Remarkably, the significant increase in osteoclast surface (Oc.S/BS) and osteoclast number (N.Oc/BS) seen in the 4-month-old male wild-type mice treated with hPTH(1-34) was completely abolished in the MCP-1–/– mice, confirming that MCP-1 is a main factor in osteoclast formation. The lack of recruitment of monocytes in the absence of MCP-1 likely resulted in diminished osteoclast formation and, therefore, fewer trabecular sites of osteoclastic resorption. Staining of marrow monocytes and macrophages with F4/80 and MAC-3 show that there are fewer monocytes in this tissue in the MCP-1–/– mice compared with wild-type mice. Bone turnover is not increased in the MCP-1–/– mice as it is in wild-type mice. Several studies have established that osteoclastic resorption is necessary for the bone anabolic effect of PTH.[11, 13] Inhibiting osteoclast differentiation in an in vivo mouse model blunted the anabolic response of PTH. Clinical and preclinical studies with combined bisphosphonate and PTH treatment revealed that the anabolic action of PTH was diminished in comparison to PTH treatment alone.[12, 13] Osteoblast function does not appear to be compromised by the lack of MCP-1 in the null mice. Mineral apposition rate in the PTH-treated MCP-1–/– mice was not different from the wild-type mice, indicating that osteoblast activity was not diminished. Osteoid surface (OS/BS), mineralizing surface (MS/BS), and bone formation rate (BFR/BS) all increase in PTH-treated MCP-1–/– mice; however, the effect is attenuated compared with wild-type mice. We believe that this attenuated response is because of fewer resorbing sites, therefore initiating less recruitment of osteoblasts and subsequent bone formation.

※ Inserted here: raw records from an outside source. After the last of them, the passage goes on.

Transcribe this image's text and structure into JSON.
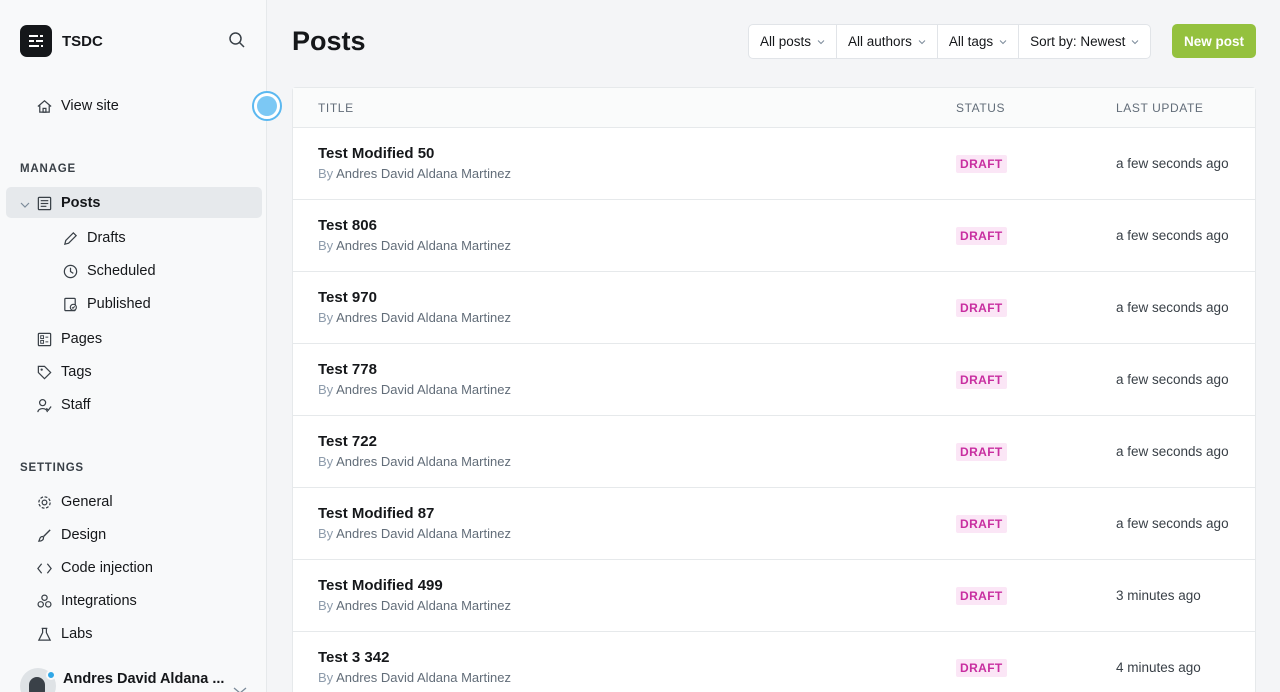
{
  "sidebar": {
    "brand": "TSDC",
    "view_site": "View site",
    "manage_title": "MANAGE",
    "posts": "Posts",
    "sub_items": [
      "Drafts",
      "Scheduled",
      "Published"
    ],
    "manage_items": [
      "Pages",
      "Tags",
      "Staff"
    ],
    "settings_title": "SETTINGS",
    "settings_items": [
      "General",
      "Design",
      "Code injection",
      "Integrations",
      "Labs"
    ],
    "user_name": "Andres David Aldana ..."
  },
  "header": {
    "title": "Posts",
    "filters": [
      "All posts",
      "All authors",
      "All tags",
      "Sort by: Newest"
    ],
    "new_post": "New post"
  },
  "table": {
    "columns": [
      "TITLE",
      "STATUS",
      "LAST UPDATE"
    ],
    "by_prefix": "By",
    "rows": [
      {
        "title": "Test Modified 50",
        "author": "Andres David Aldana Martinez",
        "status": "DRAFT",
        "updated": "a few seconds ago"
      },
      {
        "title": "Test 806",
        "author": "Andres David Aldana Martinez",
        "status": "DRAFT",
        "updated": "a few seconds ago"
      },
      {
        "title": "Test 970",
        "author": "Andres David Aldana Martinez",
        "status": "DRAFT",
        "updated": "a few seconds ago"
      },
      {
        "title": "Test 778",
        "author": "Andres David Aldana Martinez",
        "status": "DRAFT",
        "updated": "a few seconds ago"
      },
      {
        "title": "Test 722",
        "author": "Andres David Aldana Martinez",
        "status": "DRAFT",
        "updated": "a few seconds ago"
      },
      {
        "title": "Test Modified 87",
        "author": "Andres David Aldana Martinez",
        "status": "DRAFT",
        "updated": "a few seconds ago"
      },
      {
        "title": "Test Modified 499",
        "author": "Andres David Aldana Martinez",
        "status": "DRAFT",
        "updated": "3 minutes ago"
      },
      {
        "title": "Test 3 342",
        "author": "Andres David Aldana Martinez",
        "status": "DRAFT",
        "updated": "4 minutes ago"
      }
    ]
  },
  "colors": {
    "accent_green": "#94c13e",
    "draft_badge_bg": "#fbe6f6",
    "draft_badge_text": "#c82ea0",
    "focus_ring": "#5bb8f0"
  }
}
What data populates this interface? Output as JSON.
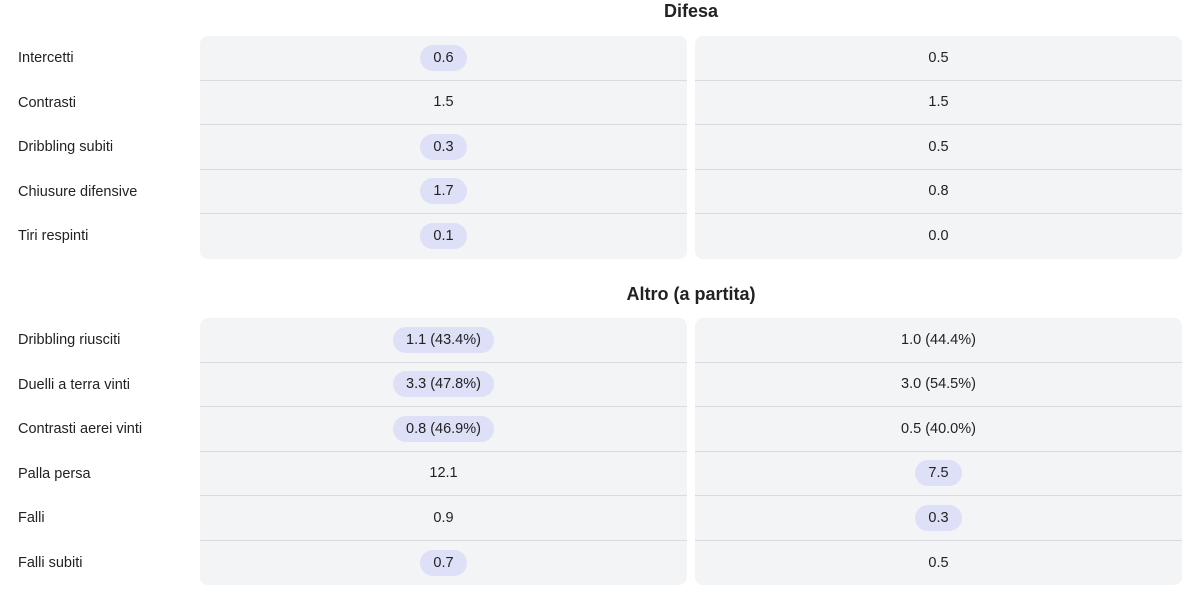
{
  "sections": [
    {
      "title": "Difesa",
      "rows": [
        {
          "label": "Intercetti",
          "left": {
            "value": "0.6",
            "highlight": true
          },
          "right": {
            "value": "0.5",
            "highlight": false
          }
        },
        {
          "label": "Contrasti",
          "left": {
            "value": "1.5",
            "highlight": false
          },
          "right": {
            "value": "1.5",
            "highlight": false
          }
        },
        {
          "label": "Dribbling subiti",
          "left": {
            "value": "0.3",
            "highlight": true
          },
          "right": {
            "value": "0.5",
            "highlight": false
          }
        },
        {
          "label": "Chiusure difensive",
          "left": {
            "value": "1.7",
            "highlight": true
          },
          "right": {
            "value": "0.8",
            "highlight": false
          }
        },
        {
          "label": "Tiri respinti",
          "left": {
            "value": "0.1",
            "highlight": true
          },
          "right": {
            "value": "0.0",
            "highlight": false
          }
        }
      ]
    },
    {
      "title": "Altro (a partita)",
      "rows": [
        {
          "label": "Dribbling riusciti",
          "left": {
            "value": "1.1 (43.4%)",
            "highlight": true
          },
          "right": {
            "value": "1.0 (44.4%)",
            "highlight": false
          }
        },
        {
          "label": "Duelli a terra vinti",
          "left": {
            "value": "3.3 (47.8%)",
            "highlight": true
          },
          "right": {
            "value": "3.0 (54.5%)",
            "highlight": false
          }
        },
        {
          "label": "Contrasti aerei vinti",
          "left": {
            "value": "0.8 (46.9%)",
            "highlight": true
          },
          "right": {
            "value": "0.5 (40.0%)",
            "highlight": false
          }
        },
        {
          "label": "Palla persa",
          "left": {
            "value": "12.1",
            "highlight": false
          },
          "right": {
            "value": "7.5",
            "highlight": true
          }
        },
        {
          "label": "Falli",
          "left": {
            "value": "0.9",
            "highlight": false
          },
          "right": {
            "value": "0.3",
            "highlight": true
          }
        },
        {
          "label": "Falli subiti",
          "left": {
            "value": "0.7",
            "highlight": true
          },
          "right": {
            "value": "0.5",
            "highlight": false
          }
        }
      ]
    }
  ],
  "colors": {
    "panel_bg": "#f3f4f6",
    "highlight_pill": "#dde0f6",
    "divider": "#d9dbe0",
    "text": "#222222"
  }
}
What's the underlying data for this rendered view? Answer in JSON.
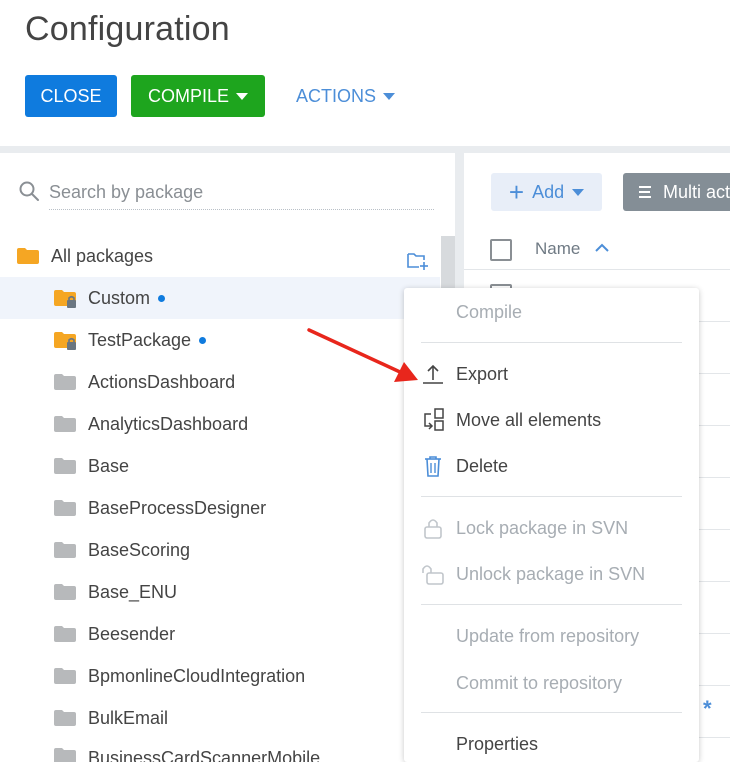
{
  "header": {
    "title": "Configuration",
    "close_label": "CLOSE",
    "compile_label": "COMPILE",
    "actions_label": "ACTIONS"
  },
  "search": {
    "placeholder": "Search by package"
  },
  "tree": {
    "root_label": "All packages",
    "items": [
      {
        "label": "Custom"
      },
      {
        "label": "TestPackage"
      },
      {
        "label": "ActionsDashboard"
      },
      {
        "label": "AnalyticsDashboard"
      },
      {
        "label": "Base"
      },
      {
        "label": "BaseProcessDesigner"
      },
      {
        "label": "BaseScoring"
      },
      {
        "label": "Base_ENU"
      },
      {
        "label": "Beesender"
      },
      {
        "label": "BpmonlineCloudIntegration"
      },
      {
        "label": "BulkEmail"
      },
      {
        "label": "BusinessCardScannerMobile"
      }
    ]
  },
  "right": {
    "add_label": "Add",
    "multi_label": "Multi actions",
    "name_column": "Name",
    "star": "*"
  },
  "menu": {
    "compile": "Compile",
    "export": "Export",
    "move_all": "Move all elements",
    "delete": "Delete",
    "lock": "Lock package in SVN",
    "unlock": "Unlock package in SVN",
    "update": "Update from repository",
    "commit": "Commit to repository",
    "properties": "Properties"
  },
  "colors": {
    "primary_blue": "#0f7bde",
    "compile_green": "#1ea51e",
    "link_blue": "#4c8ed8",
    "annotation_red": "#e8261c",
    "folder_orange": "#f5a623",
    "folder_gray": "#b7b9bb"
  }
}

In conclusion, our results show that MCP-1 is a key molecular mediator for the anabolic effects of hPTH(1-34) on bone. MCP-1, secreted by cells of the osteoblast lineage in response to PTH stimulation, is necessary for the recruitment of monocytes and preosteoclastic cells and assists in the formation of mature osteoclasts. The transient increase in osteoclastic activity leads to a subsequent increase in bone formation, resulting in a net increase in bone mass. The absence of MCP-1 eliminates PTH-induced osteoclast formation and bone resorption. Subsequently, fewer resorption lacunae are present for new bone formation, leading to decreased recruitment of osteoblasts. Thus, the anabolic effect of PTH is attenuated.